Wysocki’s Monitoring Order uses colors, visual metaphors, and graphic repetitions to offer deep reflection about intuitions, presumptions, and mindsets regarding the visual in relation to text, ultimately turning the reader or viewer into a potential designer (Hocks, 2003, p. 638).
Krause (2004) discusses the awareness of “The Three C’s of Design”—composition (placement, spacing, flow), components (photos, icons, backgrounds), and concept (message, style, theme)—as ways of providing a framework for analyzing a multimodal assignment’s effect (p.10).

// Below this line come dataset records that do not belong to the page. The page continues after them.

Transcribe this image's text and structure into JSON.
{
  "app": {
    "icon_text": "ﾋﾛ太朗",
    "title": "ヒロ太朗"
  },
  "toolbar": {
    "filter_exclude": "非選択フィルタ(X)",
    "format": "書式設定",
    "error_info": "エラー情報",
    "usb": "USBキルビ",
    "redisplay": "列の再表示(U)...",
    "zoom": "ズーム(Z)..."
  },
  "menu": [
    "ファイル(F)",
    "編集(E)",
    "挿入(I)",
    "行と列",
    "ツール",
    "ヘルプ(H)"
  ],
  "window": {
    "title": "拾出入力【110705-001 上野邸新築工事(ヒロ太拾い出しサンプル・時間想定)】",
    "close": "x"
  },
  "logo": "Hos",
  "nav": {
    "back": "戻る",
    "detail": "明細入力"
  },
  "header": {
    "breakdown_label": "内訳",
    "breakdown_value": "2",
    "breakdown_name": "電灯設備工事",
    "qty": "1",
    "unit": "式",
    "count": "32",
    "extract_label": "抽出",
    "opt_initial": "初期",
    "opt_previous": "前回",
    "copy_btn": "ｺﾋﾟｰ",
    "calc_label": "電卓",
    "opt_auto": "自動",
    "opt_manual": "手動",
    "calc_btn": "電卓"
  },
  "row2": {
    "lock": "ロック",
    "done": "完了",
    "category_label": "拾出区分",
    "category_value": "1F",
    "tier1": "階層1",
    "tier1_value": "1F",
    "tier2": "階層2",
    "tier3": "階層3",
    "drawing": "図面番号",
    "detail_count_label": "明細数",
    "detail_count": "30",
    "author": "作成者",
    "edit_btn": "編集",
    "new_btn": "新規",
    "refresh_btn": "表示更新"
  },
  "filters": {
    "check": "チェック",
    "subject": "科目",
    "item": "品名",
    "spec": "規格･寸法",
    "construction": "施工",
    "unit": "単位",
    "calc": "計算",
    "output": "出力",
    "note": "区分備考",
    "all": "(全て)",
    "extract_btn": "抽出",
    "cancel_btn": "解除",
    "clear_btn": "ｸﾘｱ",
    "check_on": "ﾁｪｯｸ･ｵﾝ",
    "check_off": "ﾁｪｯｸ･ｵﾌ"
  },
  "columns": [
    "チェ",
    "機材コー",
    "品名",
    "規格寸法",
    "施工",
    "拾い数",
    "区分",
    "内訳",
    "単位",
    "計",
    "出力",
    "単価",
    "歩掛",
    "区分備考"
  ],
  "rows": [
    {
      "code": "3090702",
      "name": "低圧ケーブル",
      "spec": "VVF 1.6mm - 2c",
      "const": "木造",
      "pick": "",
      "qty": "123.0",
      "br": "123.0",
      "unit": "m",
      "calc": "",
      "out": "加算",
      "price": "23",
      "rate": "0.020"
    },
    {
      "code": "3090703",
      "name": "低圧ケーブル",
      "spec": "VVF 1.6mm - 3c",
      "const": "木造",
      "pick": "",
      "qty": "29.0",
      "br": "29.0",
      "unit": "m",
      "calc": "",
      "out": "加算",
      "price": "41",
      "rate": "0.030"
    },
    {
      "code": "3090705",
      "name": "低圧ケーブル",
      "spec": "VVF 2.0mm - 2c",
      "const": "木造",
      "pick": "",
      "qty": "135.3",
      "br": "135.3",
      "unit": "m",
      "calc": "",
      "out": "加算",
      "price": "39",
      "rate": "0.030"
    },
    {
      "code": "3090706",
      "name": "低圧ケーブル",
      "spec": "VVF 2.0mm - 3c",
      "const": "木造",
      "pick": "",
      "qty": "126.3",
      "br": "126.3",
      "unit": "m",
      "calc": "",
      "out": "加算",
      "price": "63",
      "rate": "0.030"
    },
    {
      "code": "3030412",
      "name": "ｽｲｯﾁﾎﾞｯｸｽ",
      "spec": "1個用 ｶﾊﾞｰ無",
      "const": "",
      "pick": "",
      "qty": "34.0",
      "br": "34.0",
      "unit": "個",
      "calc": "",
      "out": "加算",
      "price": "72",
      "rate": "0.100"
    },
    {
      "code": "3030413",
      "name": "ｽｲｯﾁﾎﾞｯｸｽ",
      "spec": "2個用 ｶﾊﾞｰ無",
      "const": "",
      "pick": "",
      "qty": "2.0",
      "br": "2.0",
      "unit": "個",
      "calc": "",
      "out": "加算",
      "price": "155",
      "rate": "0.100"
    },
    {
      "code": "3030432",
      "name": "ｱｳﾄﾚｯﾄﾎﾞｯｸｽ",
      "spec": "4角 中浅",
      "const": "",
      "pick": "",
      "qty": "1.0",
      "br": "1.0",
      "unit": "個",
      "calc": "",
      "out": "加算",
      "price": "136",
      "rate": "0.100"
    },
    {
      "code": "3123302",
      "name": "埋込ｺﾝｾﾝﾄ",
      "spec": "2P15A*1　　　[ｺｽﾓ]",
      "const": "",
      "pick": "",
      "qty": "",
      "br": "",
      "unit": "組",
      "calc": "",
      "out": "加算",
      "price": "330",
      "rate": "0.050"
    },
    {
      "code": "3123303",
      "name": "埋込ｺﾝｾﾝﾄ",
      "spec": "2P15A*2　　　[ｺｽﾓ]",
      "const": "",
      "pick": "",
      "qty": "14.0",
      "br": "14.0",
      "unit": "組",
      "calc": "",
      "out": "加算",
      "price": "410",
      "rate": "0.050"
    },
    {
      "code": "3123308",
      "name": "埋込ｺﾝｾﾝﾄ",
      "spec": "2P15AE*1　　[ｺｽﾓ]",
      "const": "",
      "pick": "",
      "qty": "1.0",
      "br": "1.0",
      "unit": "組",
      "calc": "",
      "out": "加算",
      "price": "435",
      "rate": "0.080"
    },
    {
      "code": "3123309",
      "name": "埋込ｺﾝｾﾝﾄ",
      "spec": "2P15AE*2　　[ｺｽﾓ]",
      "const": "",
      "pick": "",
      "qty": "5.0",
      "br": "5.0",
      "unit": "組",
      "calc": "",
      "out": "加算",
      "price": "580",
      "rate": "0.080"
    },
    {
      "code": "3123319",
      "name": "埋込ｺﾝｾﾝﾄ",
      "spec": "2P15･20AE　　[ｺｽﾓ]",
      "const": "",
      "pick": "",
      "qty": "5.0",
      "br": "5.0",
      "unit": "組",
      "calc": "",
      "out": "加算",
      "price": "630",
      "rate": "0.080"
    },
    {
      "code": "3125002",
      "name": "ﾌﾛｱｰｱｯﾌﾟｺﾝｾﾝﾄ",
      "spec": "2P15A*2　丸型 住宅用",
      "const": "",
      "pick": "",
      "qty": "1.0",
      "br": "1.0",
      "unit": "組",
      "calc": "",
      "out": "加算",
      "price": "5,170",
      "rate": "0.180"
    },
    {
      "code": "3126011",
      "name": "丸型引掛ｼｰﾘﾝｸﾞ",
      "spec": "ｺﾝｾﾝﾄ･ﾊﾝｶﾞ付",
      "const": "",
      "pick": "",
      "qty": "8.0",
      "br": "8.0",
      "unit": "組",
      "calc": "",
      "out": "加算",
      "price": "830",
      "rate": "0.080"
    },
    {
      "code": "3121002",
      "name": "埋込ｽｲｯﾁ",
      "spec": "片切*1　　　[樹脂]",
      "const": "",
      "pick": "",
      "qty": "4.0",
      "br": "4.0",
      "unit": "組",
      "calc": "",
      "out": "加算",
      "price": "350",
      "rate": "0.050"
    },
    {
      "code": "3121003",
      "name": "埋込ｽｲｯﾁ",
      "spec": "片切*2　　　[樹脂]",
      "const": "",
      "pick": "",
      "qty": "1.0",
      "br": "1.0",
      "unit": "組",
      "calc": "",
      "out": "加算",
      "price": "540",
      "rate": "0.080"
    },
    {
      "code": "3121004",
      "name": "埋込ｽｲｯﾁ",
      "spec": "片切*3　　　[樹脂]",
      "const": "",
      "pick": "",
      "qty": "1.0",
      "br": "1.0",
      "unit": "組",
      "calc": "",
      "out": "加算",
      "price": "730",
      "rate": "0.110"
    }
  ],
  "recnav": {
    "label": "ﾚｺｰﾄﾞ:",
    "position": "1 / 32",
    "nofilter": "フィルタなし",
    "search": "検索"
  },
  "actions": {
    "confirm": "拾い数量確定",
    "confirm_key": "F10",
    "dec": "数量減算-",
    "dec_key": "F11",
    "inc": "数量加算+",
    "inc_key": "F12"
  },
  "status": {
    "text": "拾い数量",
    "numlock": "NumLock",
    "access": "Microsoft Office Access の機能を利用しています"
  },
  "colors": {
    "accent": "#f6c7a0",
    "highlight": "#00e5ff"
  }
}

By carefully examining these principles, instructors can create new rubrics or criteria, asking, for example, if an appropriate color palette is used, is the spacing proportional, and is the overall theme cohesive.
New rubrics will have to stress unity—that a design is effective when all of the components, concepts, and composition are working together to attract the correct audience and establish intent (Krause, 2004, p. 11).
Duncum (2004) also shows this fluency with evaluating student-generated film by suggesting students must understand how ideas and atmospheres are established through the use of the camera, lighting, editing process and techniques, as well as sound which establishes mood for the viewer (p. 260).
Tulley and Blair (2009) harken back to Kumpf’s theory when they discuss the connection between hypertext and collaboration in which the reader becomes a participant who can “manipulate the initial author’s text, complicating and broadening the notion of authorship” (p. 445).
Click here to access a sample grading rubric created through MontageAlive in answer to Krause's statement.
*Note: Downloads as a Word Doc*
Metros (2008) affirms that education involving the Internet and multimedia will enhance visual composition and will create a more dynamic purpose that will reach a multitude of audiences, accelerating and affecting learning outcomes and behaviors (p.106).